The Trinity

In Richard Rohr and Mike Morrell’s text, The Divine Dance: The Trinity and Your Transformation we get insight into a different perspective on the Trinity. For many, many years Christians in the west have struggled with how to make sense of the Trinity, like it is a puzzle about God’s identity that we must solve to uncover the mysteries of faith. But Christians in the east have other ideas, and more importantly other ways to see things. Christians in the east see mystery less as a problem to be solved as more as a window to understand something that can’t be described in detail, like a “How to” manual. There is a reason that technology and innovation has taken hold in the west and that capitalism has flourished in our part of the world. There have been many benefits of this perspective, we solve diseases, make like easier, reduce and challenge ignorance.

But there are many mysteries we leave behind because we cannot understand, they simply defy logic so we ignore them.
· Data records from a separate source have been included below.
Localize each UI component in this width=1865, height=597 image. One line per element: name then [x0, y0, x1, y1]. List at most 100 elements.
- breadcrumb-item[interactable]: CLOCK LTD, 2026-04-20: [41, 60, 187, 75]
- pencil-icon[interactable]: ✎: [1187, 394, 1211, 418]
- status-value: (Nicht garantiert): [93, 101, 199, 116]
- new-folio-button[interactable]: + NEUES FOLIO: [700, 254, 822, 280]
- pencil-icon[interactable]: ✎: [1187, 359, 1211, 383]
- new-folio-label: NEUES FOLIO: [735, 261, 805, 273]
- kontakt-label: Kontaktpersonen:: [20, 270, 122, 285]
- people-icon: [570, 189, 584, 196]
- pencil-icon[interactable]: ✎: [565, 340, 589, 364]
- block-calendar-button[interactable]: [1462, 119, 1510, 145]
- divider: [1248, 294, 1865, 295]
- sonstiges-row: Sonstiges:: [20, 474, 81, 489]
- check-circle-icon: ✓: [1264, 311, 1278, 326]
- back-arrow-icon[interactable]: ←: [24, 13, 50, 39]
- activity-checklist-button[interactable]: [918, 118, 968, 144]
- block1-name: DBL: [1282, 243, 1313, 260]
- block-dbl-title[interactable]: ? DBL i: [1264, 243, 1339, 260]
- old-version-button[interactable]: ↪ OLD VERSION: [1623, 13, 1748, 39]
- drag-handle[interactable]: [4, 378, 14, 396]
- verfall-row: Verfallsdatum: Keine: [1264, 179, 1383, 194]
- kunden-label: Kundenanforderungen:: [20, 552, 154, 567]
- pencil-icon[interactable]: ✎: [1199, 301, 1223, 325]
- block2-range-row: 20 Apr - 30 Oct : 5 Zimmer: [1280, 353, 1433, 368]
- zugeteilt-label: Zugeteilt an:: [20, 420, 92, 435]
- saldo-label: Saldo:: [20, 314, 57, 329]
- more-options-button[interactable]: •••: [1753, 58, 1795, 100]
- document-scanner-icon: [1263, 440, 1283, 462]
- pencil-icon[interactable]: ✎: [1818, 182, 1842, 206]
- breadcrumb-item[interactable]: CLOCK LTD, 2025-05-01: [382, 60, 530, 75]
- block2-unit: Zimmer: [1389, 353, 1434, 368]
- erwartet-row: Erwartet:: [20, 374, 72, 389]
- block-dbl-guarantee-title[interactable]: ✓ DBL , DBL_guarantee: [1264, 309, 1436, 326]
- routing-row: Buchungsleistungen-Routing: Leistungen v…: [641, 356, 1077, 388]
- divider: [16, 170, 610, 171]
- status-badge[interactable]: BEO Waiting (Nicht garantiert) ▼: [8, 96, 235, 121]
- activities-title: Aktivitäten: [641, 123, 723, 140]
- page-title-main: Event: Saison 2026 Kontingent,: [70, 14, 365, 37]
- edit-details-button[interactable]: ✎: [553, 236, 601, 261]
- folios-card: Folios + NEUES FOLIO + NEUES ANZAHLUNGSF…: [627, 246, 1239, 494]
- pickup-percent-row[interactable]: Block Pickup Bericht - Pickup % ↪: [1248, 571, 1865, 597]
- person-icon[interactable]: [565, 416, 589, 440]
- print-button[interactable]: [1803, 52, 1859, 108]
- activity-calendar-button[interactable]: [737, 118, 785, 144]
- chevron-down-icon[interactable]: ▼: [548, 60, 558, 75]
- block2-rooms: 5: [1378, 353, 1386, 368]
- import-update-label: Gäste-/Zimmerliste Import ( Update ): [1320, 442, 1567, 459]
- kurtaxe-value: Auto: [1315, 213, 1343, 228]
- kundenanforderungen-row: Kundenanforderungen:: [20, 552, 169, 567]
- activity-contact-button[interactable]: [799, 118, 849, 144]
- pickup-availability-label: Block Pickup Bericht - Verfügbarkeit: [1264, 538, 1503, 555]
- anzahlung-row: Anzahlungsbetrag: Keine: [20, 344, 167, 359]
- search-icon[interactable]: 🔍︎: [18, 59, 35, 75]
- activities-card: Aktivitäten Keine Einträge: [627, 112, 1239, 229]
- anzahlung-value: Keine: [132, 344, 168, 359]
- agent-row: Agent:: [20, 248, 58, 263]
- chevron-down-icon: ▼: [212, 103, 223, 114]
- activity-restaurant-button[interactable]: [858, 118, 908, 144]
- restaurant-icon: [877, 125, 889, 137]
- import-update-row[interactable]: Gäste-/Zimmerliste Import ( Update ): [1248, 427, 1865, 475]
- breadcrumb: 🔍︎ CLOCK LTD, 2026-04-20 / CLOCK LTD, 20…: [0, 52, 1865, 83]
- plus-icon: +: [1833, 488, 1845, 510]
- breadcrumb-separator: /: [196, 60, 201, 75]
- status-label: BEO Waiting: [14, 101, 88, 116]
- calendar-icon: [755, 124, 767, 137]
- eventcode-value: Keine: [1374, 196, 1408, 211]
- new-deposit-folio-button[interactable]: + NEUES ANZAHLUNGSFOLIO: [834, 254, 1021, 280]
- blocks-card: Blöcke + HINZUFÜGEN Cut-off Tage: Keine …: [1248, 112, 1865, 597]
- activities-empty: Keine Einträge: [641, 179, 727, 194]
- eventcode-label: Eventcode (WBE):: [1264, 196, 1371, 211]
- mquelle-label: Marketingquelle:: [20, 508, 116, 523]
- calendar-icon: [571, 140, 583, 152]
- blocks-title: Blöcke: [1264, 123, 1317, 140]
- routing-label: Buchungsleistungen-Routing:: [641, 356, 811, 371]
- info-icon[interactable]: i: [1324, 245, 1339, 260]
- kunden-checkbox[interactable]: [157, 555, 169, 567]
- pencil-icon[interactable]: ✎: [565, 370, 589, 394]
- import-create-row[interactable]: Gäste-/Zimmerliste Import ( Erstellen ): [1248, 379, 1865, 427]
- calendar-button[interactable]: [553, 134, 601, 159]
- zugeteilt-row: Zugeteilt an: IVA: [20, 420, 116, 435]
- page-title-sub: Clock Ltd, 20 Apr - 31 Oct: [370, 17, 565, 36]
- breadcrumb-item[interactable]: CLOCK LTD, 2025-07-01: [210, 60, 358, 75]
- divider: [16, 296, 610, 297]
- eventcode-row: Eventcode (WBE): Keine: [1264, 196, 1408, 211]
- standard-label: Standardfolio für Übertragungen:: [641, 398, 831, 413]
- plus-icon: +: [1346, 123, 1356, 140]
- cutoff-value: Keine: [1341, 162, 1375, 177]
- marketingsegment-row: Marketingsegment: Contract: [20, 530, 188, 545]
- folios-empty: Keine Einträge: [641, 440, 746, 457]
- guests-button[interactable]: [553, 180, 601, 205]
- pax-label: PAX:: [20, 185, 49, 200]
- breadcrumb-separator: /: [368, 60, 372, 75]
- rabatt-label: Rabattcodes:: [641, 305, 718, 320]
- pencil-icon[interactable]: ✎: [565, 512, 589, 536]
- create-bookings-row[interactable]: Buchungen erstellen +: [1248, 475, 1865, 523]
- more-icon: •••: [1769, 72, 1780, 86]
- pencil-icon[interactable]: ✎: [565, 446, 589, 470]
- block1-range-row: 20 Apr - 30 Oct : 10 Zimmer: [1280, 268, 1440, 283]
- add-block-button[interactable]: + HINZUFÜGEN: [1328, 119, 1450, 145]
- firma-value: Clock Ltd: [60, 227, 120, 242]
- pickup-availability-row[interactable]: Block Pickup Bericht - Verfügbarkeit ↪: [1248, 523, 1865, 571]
As a result some of the experience of knowing God in art, symbolism, ritual and silence washes right over us. We are the poorer for this. The Trinity may be one of those mysteries, that sitting and looking at an icon like Andrei Rublev’s fifteenth century icon The Hospitality of Abraham may uncover something about humanity and our journey with God that we desperately need to hear.

Here is a short section of writing by Rohr and Morrell on this icon and its insight into the Trinity.

https://cac.org/take-place-table-2016-09-13/

In Genesis we see the divine dance in an early enigmatic story (18:1-8). “The Lord” appears to Abraham as “three men.” Abraham and Sarah seem to see the Holy One in the presence of these three, and they bow before them and call them “my lord” (18:2-3 Jerusalem Bible). Their first instinct is one of invitation and hospitality—to create a space of food and drink for their guests. Here we have humanity feeding God; it will take a long time to turn that around in the human imagination. “Surely, we ourselves are not invited to this divine table,” the hosts presume.

 This story inspired a piece of devotional religious art by iconographer Andrei Rublev in the fifteenth century: The Hospitality of Abraham, or simply The Trinity. As icons do, this painting attempts to point beyond itself, inviting a sense of both the beyond and the communion that exists in our midst.

There are three primary colors in Rublev’s icon, each illustrating a facet of the Holy One: Gold: “the Father”—perfection, fullness, wholeness, the ultimate Source. Blue: “the Incarnate Christ”—both sea and sky mirroring one another (In the icon, Christ wears blue and holds up two fingers, telling us he has put spirit and matter, divinity and humanity, together within himself. The blue of creation is brilliantly undergirded with the necessary red of suffering.)

Green: “the Spirit”—the divine photosynthesis that grows everything from within by transforming light into itself (Hildegard of Bingen called this viriditas, or the greening of all things.)

 The icon shows the Holy One in the form of Three, eating and drinking, in infinite hospitality and utter enjoyment between themselves. If we take the depiction of God in The Trinity seriously, we have to say, “In the beginning was the Relationship.” The gaze between the Three shows the deep respect between them as they all share from a common bowl. Notice the Spirit’s hand points toward the open and fourth place at the table. Is the Holy Spirit inviting, offering, and clearing space? I think so! And if so, for what, and for whom?

 At the front of the table there appears to be a little rectangular hole. Most people pass right over it, but some art historians believe the remaining glue on the original icon indicates that there was perhaps once a mirror glued to the front of the table. It’s stunning when you think about it—there was room at this table for a fourth. The observer. You! Yes, you—and all of creation—are invited to sit at the divine table. You are called “to consciously participate in the divine dance of loving and being loved,” as Wm Paul Young, the best selling author of The Shack, writes. The mirror seems to have been lost over the centuries, both in the icon and in our on-the-ground understanding of who God is—and, therefore, who we are too! Gateway to Silence: Come, sit at the table.